One such tech is Javier Salazar--a CCSN graduate and a two-time winner of the statewide VICA competition. Now employed as a transmission specialist at Fairway Chevrolet, Salazar returned to his alma mater to help judge last Saturday`s contest. In fact, his station--the "no crank, no start" test--proved the day's hardest challenge. Of the competitors, only one--17-year-old Chris Augustine--solved Salazar's problem. The trick, says Salazar, is to follow the service procedure to the letter.

"Everyone always wants it to be something obvious. They want it to be a fuse or a battery connection or whatever. Sometimes it is, but sometimes they've got to look at the schematics and dig a little deeper.

"Cars are all electrical now. The ignition system, the fuel system, the way the transmission shifts, the heating and cooling, the exhaust, the way the brakes work--they're all tied to the electrical system."

Owner and restorer of a 1969 Chevy Impala with a 454 cubic-inch big block engine and dual four-barrel carbs, the 20-year-old Salazar knows firsthand how much automotive technology has changed during the last 3 1/2 decades.
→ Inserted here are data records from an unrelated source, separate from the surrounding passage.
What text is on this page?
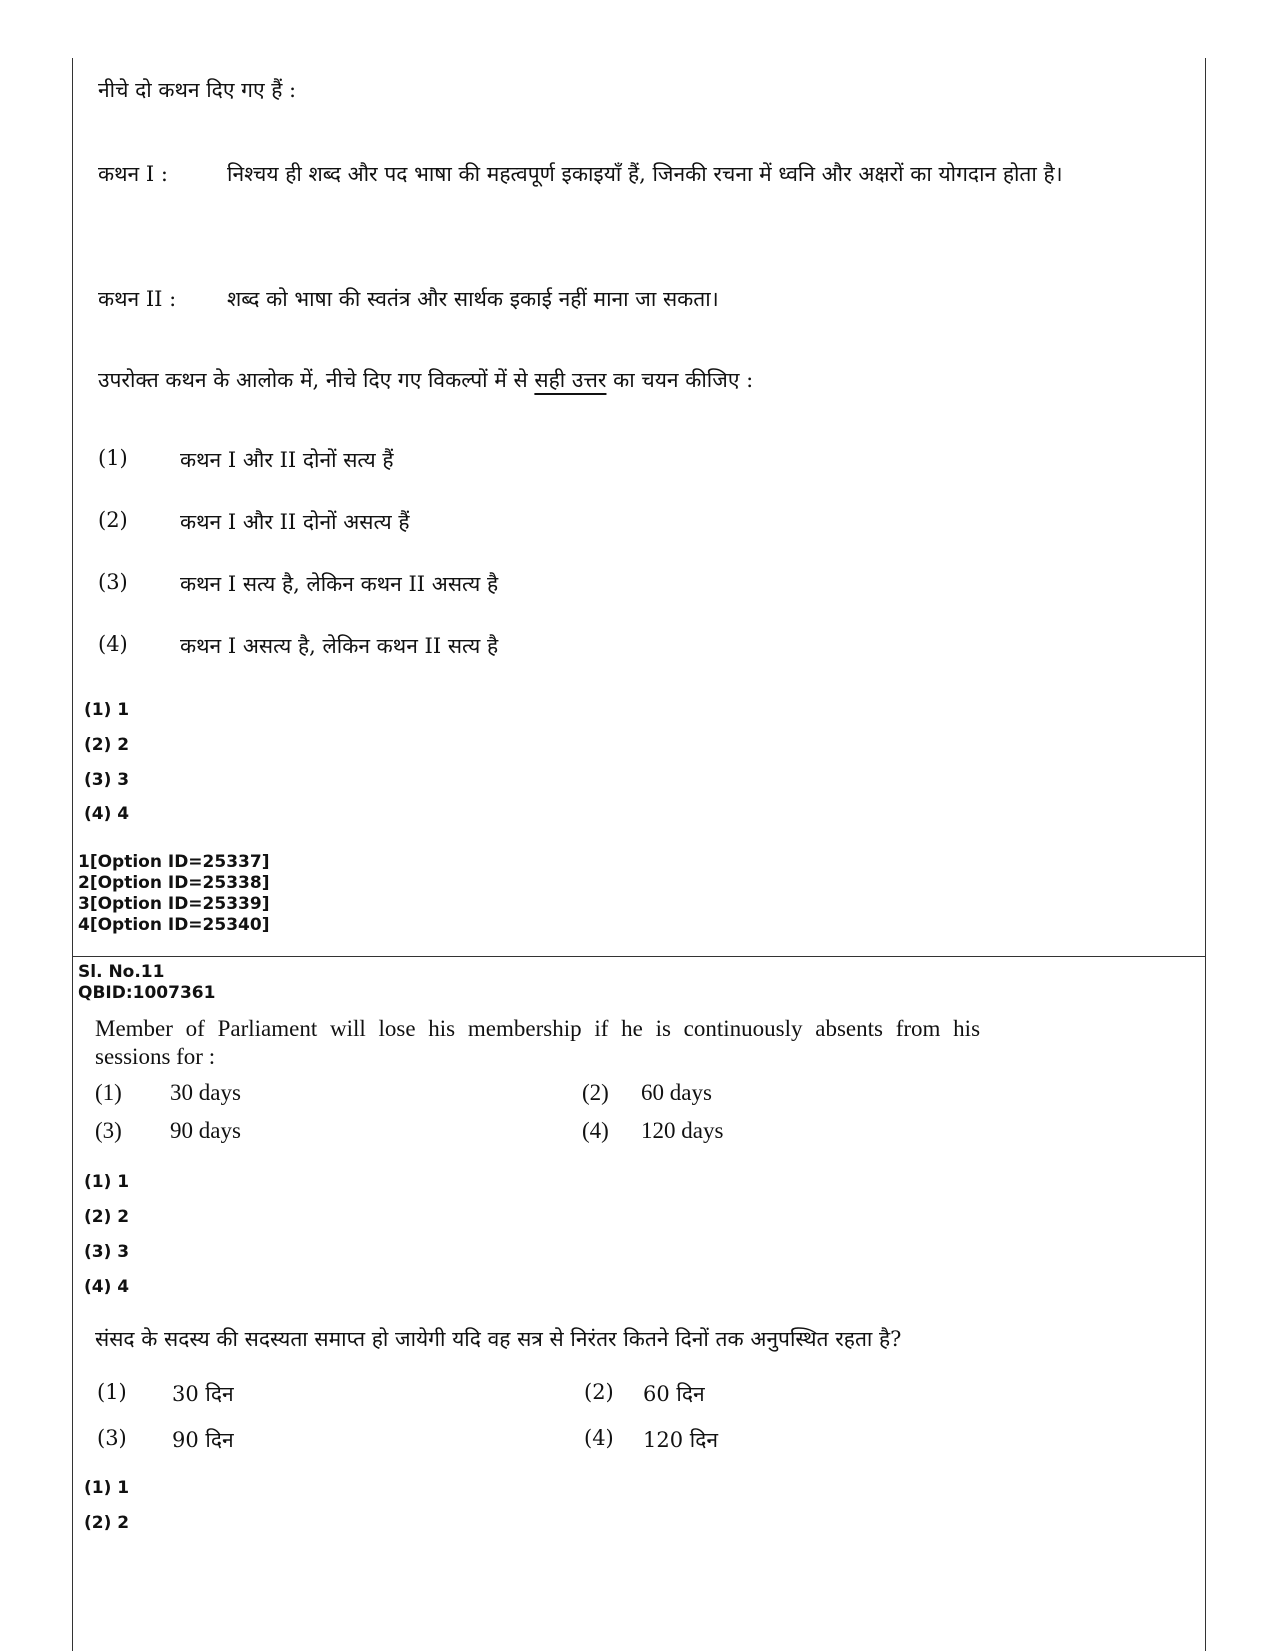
नीचे दो कथन दिए गए हैं :
कथन I :	निश्चय ही शब्द और पद भाषा की महत्वपूर्ण इकाइयाँ हैं, जिनकी रचना में ध्वनि और अक्षरों का योगदान होता है।
कथन II : शब्द को भाषा की स्वतंत्र और सार्थक इकाई नहीं माना जा सकता।
उपरोक्त कथन के आलोक में, नीचे दिए गए विकल्पों में से सही उत्तर का चयन कीजिए :
(1) कथन I और II दोनों सत्य हैं
(2) कथन I और II दोनों असत्य हैं
(3) कथन I सत्य है, लेकिन कथन II असत्य है
(4) कथन I असत्य है, लेकिन कथन II सत्य है
(1) 1
(2) 2
(3) 3
(4) 4
1[Option ID=25337]
2[Option ID=25338]
3[Option ID=25339]
4[Option ID=25340]
Sl. No.11
QBID:1007361
Member of Parliament will lose his membership if he is continuously absents from his
sessions for :
(1) 30 days	(2) 60 days
(3) 90 days	(4) 120 days
(1) 1
(2) 2
(3) 3
(4) 4
संसद के सदस्य की सदस्यता समाप्त हो जायेगी यदि वह सत्र से निरंतर कितने दिनों तक अनुपस्थित रहता है?
(1) 30 दिन	(2) 60 दिन
(3) 90 दिन	(4) 120 दिन
(1) 1
(2) 2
"Nowadays," says Salazar, "they're making transmissions that don't even have dipsticks. The only way you know if it needs service is if a warning light on the dash comes on. Then you've got to bring it in to find out what's wrong."
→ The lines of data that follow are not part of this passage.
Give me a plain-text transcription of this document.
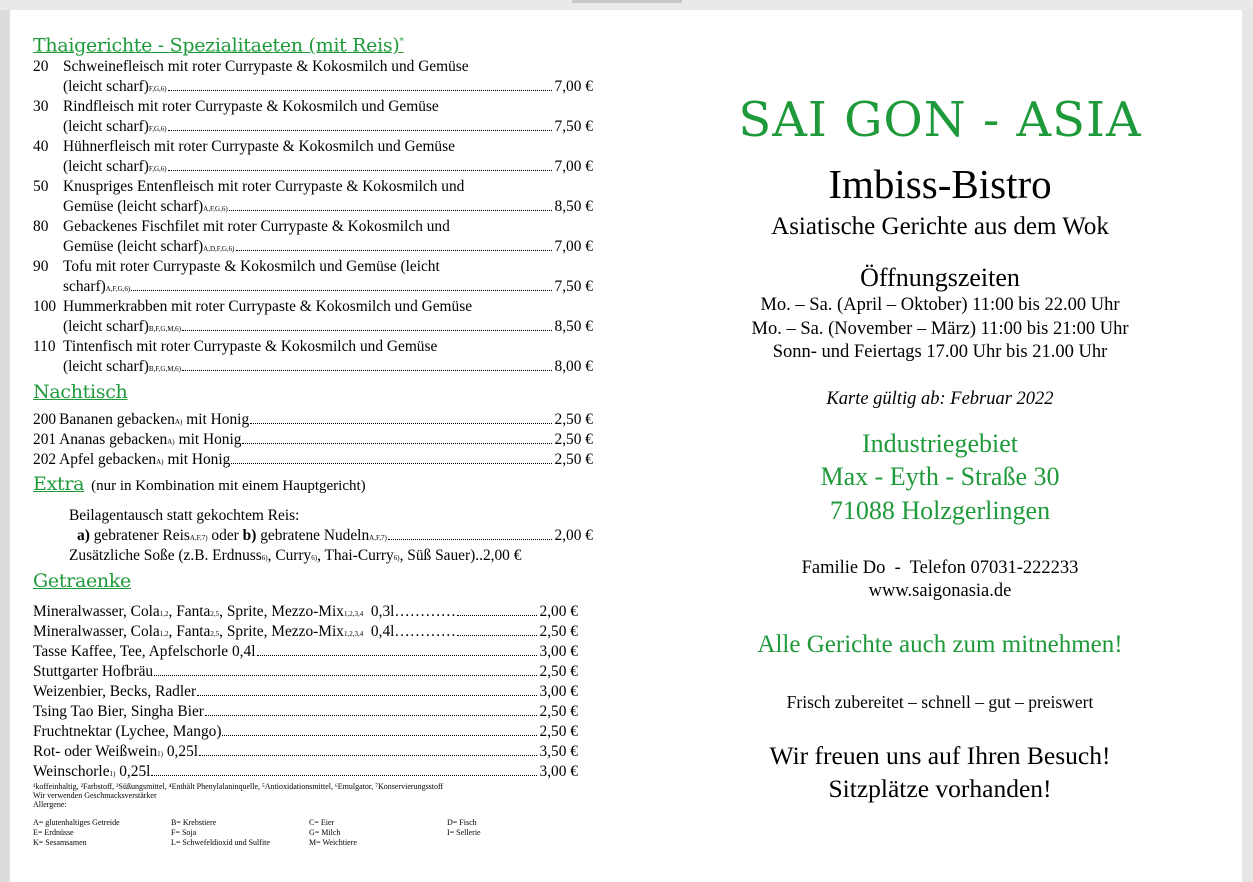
Thaigerichte - Spezialitaeten (mit Reis)*
20 Schweinefleisch mit roter Currypaste & Kokosmilch und Gemüse
(leicht scharf) F,G,6)	7,00 €
30 Rindfleisch mit roter Currypaste & Kokosmilch und Gemüse
(leicht scharf) F,G,6)	7,50 €
40 Hühnerfleisch mit roter Currypaste & Kokosmilch und Gemüse
(leicht scharf) F,G,6)	7,00 €
50 Knuspriges Entenfleisch mit roter Currypaste & Kokosmilch und
Gemüse (leicht scharf) A,F,G,6)	8,50 €
80 Gebackenes Fischfilet mit roter Currypaste & Kokosmilch und
Gemüse (leicht scharf) A,D,F,G,6)	7,00 €
90 Tofu mit roter Currypaste & Kokosmilch und Gemüse (leicht
scharf) A,F,G,6)	7,50 €
100 Hummerkrabben mit roter Currypaste & Kokosmilch und Gemüse
(leicht scharf) B,F,G,M,6)	8,50 €
110 Tintenfisch mit roter Currypaste & Kokosmilch und Gemüse
(leicht scharf) B,F,G,M,6)	8,00 €
Nachtisch
200 Bananen gebacken A) mit Honig	2,50 €
201 Ananas gebacken A) mit Honig	2,50 €
202 Apfel gebacken A) mit Honig	2,50 €
Extra (nur in Kombination mit einem Hauptgericht)
Beilagentausch statt gekochtem Reis:
a)
gebratener Reis A,F,7)
oder
b)
gebratene Nudeln A,F,7)	2,00 €
Zusätzliche Soße (z.B. Erdnuss 6) , Curry 6) , Thai-Curry 6) , Süß Sauer).. 2,00 €
Getraenke
Mineralwasser, Cola 1,2 , Fanta 2,5 , Sprite, Mezzo-Mix 1,2,3,4 0,3l…………	2,00 €
Mineralwasser, Cola 1,2 , Fanta 2,5 , Sprite, Mezzo-Mix 1,2,3,4 0,4l…………	2,50 €
Tasse Kaffee, Tee, Apfelschorle 0,4l	3,00 €
Stuttgarter Hofbräu	2,50 €
Weizenbier, Becks, Radler	3,00 €
Tsing Tao Bier, Singha Bier	2,50 €
Fruchtnektar (Lychee, Mango)	2,50 €
Rot- oder Weißwein 1) 0,25l	3,50 €
Weinschorle 1) 0,25l	3,00 €
¹koffeinhaltig, ²Farbstoff, ³Süßungsmittel, ⁴Enthält Phenylalaninquelle, ⁵Antioxidationsmittel, ⁶Emulgator, ⁷Konservierungsstoff
Wir verwenden Geschmacksverstärker
Allergene:
A= glutenhaltiges Getreide	B= Krebstiere	C= Eier	D= Fisch
E= Erdnüsse	F= Soja	G= Milch	I= Sellerie
K= Sesamsamen	L= Schwefeldioxid und Sulfite	M= Weichtiere
SAI GON - ASIA
Imbiss-Bistro
Asiatische Gerichte aus dem Wok
Öffnungszeiten
Mo. – Sa. (April – Oktober) 11:00 bis 22.00 Uhr
Mo. – Sa. (November – März) 11:00 bis 21:00 Uhr
Sonn- und Feiertags 17.00 Uhr bis 21.00 Uhr
Karte gültig ab: Februar 2022
Industriegebiet
Max - Eyth - Straße 30
71088 Holzgerlingen
Familie Do  -  Telefon 07031-222233
www.saigonasia.de
Alle Gerichte auch zum mitnehmen!
Frisch zubereitet – schnell – gut – preiswert
Wir freuen uns auf Ihren Besuch!
Sitzplätze vorhanden!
For technicians who profit on every service call, this may be a beneficial change, but for the at-home mechanic, it honks the horn of doom. Gone are the days when a strong push could bypass a finicky starter motor or when a good rap with a screwdriver was enough to fix a stuck carburetor. The combination of computers, sensors, transistors and solenoids has all but relegated the backyard grease monkey to only the most menial automotive tasks.

And these may be next on the auto industry chopping block. According to Salazar, the next thing to go is the oil dipstick, and after that, it's not hard to imagine a day when a pipe wrench, a homemade funnel, a six-pack of beer and a case of generic oil won't be enough to perform a simple oil change.

To Salazar, this isn't such an ominous portent. "Even if the technology changes, it won't be that hard for the average person to figure out. I mean, it's just a stupid piece of machinery."

Maybe, but it's quickly becoming a stupid piece of machinery that requires an associate's degree to even pop the hood.